When working with lexical analysis, clean separations between tokens are not always straightforward. Consider a language with string literals where variables are single characters:
x = "a"
y = "bc"
An initial grammar attempt might look like this:
use super::{Var, Lit, Eql};
grammar;
pub Var: Var = <r"[x-z]"> => <>.chars().next().unwrap().into();
pub Lit: Lit = "\"" <r"[a-z]*"> "\"" => <>.into();
pub Eql: Eql = <Var> "=" <Lit> => (<>).into();
This approach fails due to ambiguity between the regular expressions for variables and string content.

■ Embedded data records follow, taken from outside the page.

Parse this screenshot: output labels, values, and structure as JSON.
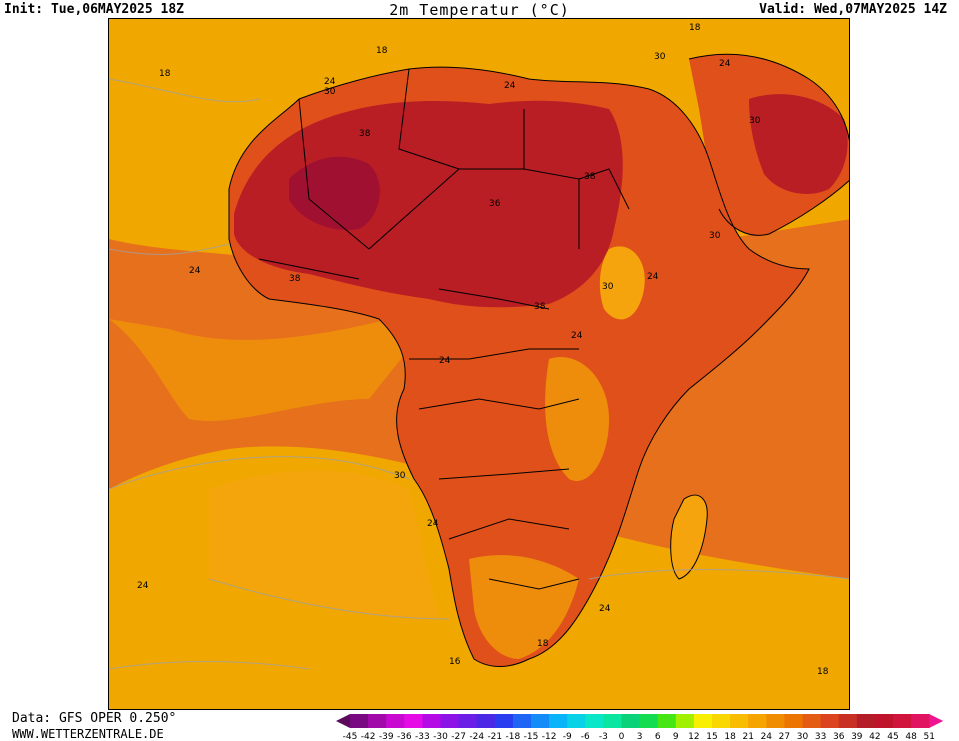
{
  "header": {
    "init": "Init: Tue,06MAY2025 18Z",
    "title": "2m Temperatur (°C)",
    "valid": "Valid: Wed,07MAY2025 14Z"
  },
  "footer": {
    "data_source": "Data: GFS OPER 0.250°",
    "website": "WWW.WETTERZENTRALE.DE"
  },
  "colors": {
    "ocean_cold": "#f0a800",
    "ocean_warm": "#e6701c",
    "ocean_mid": "#ee8c0c",
    "land_warm": "#e0501a",
    "land_hot": "#b81e24",
    "land_hottest": "#a01030",
    "highland": "#f5a40e",
    "border": "#000000",
    "contour": "#a0a0a0"
  },
  "contour_labels": [
    {
      "text": "18"
    },
    {
      "text": "18"
    },
    {
      "text": "24"
    },
    {
      "text": "30"
    },
    {
      "text": "24"
    },
    {
      "text": "18"
    },
    {
      "text": "30"
    },
    {
      "text": "24"
    },
    {
      "text": "38"
    },
    {
      "text": "36"
    },
    {
      "text": "38"
    },
    {
      "text": "30"
    },
    {
      "text": "24"
    },
    {
      "text": "30"
    },
    {
      "text": "38"
    },
    {
      "text": "38"
    },
    {
      "text": "24"
    },
    {
      "text": "30"
    },
    {
      "text": "24"
    },
    {
      "text": "24"
    },
    {
      "text": "30"
    },
    {
      "text": "24"
    },
    {
      "text": "24"
    },
    {
      "text": "24"
    },
    {
      "text": "18"
    },
    {
      "text": "16"
    },
    {
      "text": "18"
    }
  ],
  "legend": {
    "tick_labels": [
      "-45",
      "-42",
      "-39",
      "-36",
      "-33",
      "-30",
      "-27",
      "-24",
      "-21",
      "-18",
      "-15",
      "-12",
      "-9",
      "-6",
      "-3",
      "0",
      "3",
      "6",
      "9",
      "12",
      "15",
      "18",
      "21",
      "24",
      "27",
      "30",
      "33",
      "36",
      "39",
      "42",
      "45",
      "48",
      "51"
    ],
    "colors": [
      "#5a0a5a",
      "#7a0a82",
      "#a10aa8",
      "#c80ad0",
      "#e60ae6",
      "#b40ae6",
      "#8c14e6",
      "#6a1ee6",
      "#4a28e6",
      "#2a3cf0",
      "#1e64f5",
      "#148cf8",
      "#0ab4f8",
      "#0ad2e6",
      "#0ae6c8",
      "#0ae6a0",
      "#0ad278",
      "#14dc50",
      "#46e614",
      "#a0f000",
      "#f8f000",
      "#f8d800",
      "#f8bc00",
      "#f5a400",
      "#f08c00",
      "#ec7400",
      "#e45c14",
      "#dc4420",
      "#c83024",
      "#b41c28",
      "#c0142c",
      "#d0143c",
      "#e01460",
      "#f01490"
    ]
  }
}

Adding precedence rules with match declarations provides a temporary fix but doeesn't solve the fundamental issue:
match {
r"[x-z]"
} else {
r"[a-z]*",
_
}
The proper solution involves treating the entire string (delimiters and content) as a single token:
pub Var: Var = <r"[a-z]"> => <>.chars().next().unwrap().into();
pub Lit: Lit = <l:r#""[a-z ]*""#> => l[1..l.len()-1].into();
pub Eql: Eql = <Var> "=" <Lit> => (<>).into();
This approach eliminates ambiguity and allows for more flexible string content. For handling escape sequences in strings:
pub Lit: Lit = <l:r#""(\\\\|\\"|[^"\\])*""#> => Lit(apply_string_escapes(&l[1..l.len()-1]).into());
Where apply_string_escapes processes the escape sequences in the string content.